A Sahra le habían encomendado la misión de picar la carne de cordero para hacer albóndigas, tarea que ella había aprendido a hacer en las fiestas de la aldea y que ahora estaba cumpliendo con inmensa alegría. ¡El amo regresaba a casa! Era el hombre que los había salvado a ella y a su hijo de una vida de miseria y privaciones y que había adoptado a Zacarías, ofreciéndole una existencia de príncipe. Hasta ella había sido durante un minuto la esposa de un médico, lo cual era mucho mejor que pasarse la vida siendo la esposa de un tendero. Y le habían permitido amamantar a su hijo durante tres años y sostenerlo y acunarlo en sus brazos, aunque nunca pudiera reconocerlo como propio. Y ahora ambos habían celebrado otro cumpleaños juntos bajo el techo de aquella casa tan bonita: Sahra tenía veintiún años y Zakki, siete.

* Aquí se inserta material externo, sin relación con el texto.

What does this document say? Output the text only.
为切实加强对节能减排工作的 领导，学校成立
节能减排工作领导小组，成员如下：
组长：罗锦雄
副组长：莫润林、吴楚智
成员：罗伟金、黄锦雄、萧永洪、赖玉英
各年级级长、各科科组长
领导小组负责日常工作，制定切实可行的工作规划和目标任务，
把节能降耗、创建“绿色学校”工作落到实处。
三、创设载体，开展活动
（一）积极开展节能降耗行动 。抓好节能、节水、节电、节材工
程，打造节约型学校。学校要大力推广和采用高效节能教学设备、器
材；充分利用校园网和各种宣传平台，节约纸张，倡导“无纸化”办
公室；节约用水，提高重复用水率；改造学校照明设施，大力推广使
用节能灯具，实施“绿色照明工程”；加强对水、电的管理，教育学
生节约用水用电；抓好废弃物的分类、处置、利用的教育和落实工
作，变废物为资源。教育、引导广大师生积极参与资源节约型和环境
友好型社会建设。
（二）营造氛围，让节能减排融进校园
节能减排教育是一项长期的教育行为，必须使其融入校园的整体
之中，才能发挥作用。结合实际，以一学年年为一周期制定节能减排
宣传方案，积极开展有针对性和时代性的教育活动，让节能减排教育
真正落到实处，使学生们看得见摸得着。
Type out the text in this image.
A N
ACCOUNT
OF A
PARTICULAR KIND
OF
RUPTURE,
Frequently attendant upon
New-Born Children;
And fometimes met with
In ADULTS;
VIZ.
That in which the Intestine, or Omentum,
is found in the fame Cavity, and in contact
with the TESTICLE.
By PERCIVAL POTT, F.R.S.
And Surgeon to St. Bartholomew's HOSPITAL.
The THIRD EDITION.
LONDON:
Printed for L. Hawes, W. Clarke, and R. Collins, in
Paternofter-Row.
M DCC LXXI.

Sahra comprendía ahora que todo había formado parte del plan de Alá… concebir el hijo de Abdu junto a la acequia, abandonar la aldea y finalmente llegar a aquella lujosa mansión que parecía un palacio. ¿Acaso no le había dicho su madre, la noche en que ella huyó de la cólera de su padre y sus tíos, que estaba en manos de Dios? Abdu, dondequiera que estuviera, se alegraría si lo supiera. ¡Y ahora el amo había vuelto y la casa volvería a ser feliz!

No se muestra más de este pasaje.